Тогда, правда, небытию пришлось подавиться. Из-за осечки с ускользнувшим раздолбаем вышло какое-то очень закрытое расследование и подковерный скандал в верхах, в результате которого перепало по шее всем — и разведке, и управлению, и контрразведке, и тому педанту, который столь успешно довел дело до конца... Как бишь его звали?..
Блант задумчиво потер лоб.
«А звали его Санди. Кай Санди!» — он поздравил себя с таким совпадением. Ничего хорошего оно не предвещало.
* * *
— Почему тебя так зовут? — спросил Кирилл.

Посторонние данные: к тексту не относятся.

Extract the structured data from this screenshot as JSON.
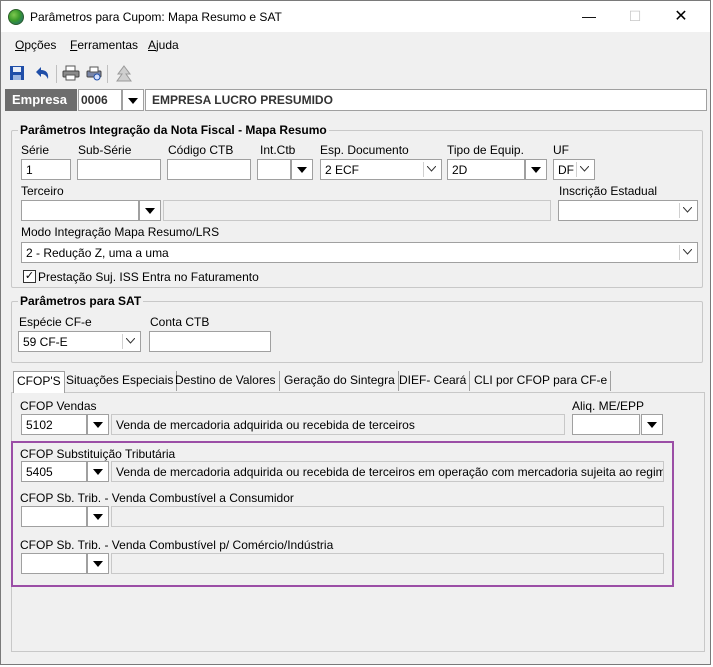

Он сидел, прижимаясь спиной ко все еще теплой после довольно жаркого дня скале Аш-Ларданара. Точнее — остаток жаркого дня, который достался на их долю после того, как знобящая темнота Ловушки отпустила их — троих невольно и двоих по своей воле вступивших в ее сумеречный круг...
— Ты о чем? — нехотя отозвалась придремывающая по другую сторону от громоздкого рюкзака, угловатая, на хулиганистого парня смахивающая и до конца еще не ставшая девушкой девчонка-переросток.
— Я про твою кличку.
Кирилл постарался стряхнуть с себя сумрак зыбкого вечернего сна — самого дурного из даров, посылаемых незаметным богом наваждений. Небо, видневшееся между почти смыкавшимися над их головами сводами обрушившейся пещерки, как-то особенно грозно темнело, и звезды, которые — он уже привык к этому — всегда рано приходили в опрокинутую над Аш-Ларданаром бездну, теперь не торопились с этим, и лишь немногие из них смотрели хмурыми глазами обитателей нездешних глубин. Озноб начинал пронизывать пятерых, расставшихся с Ловушкой, да и до прогревшегося за полный день Роги стал добираться потихоньку. Он поднялся от крохотного, бездымного костерка и принялся высматривать в сгущающейся мгле подавшегося в дозор Штучку. Но и его собственная фигура становилась плохо различимой в набиравшем силу тумане.
— То не совсем кличка...
Дурная Трава качнулась вперед и раскладываясь, словно складной аршин, поднялась на ноги. Шагнула к костерку и изломанной птицей нависла над ним.
— В том смысле, что «травкой» балуешься? — с некоторым, отеческим почти сочувствием спросил Микис, плотной тушкой обрисовывавшийся в тени скал.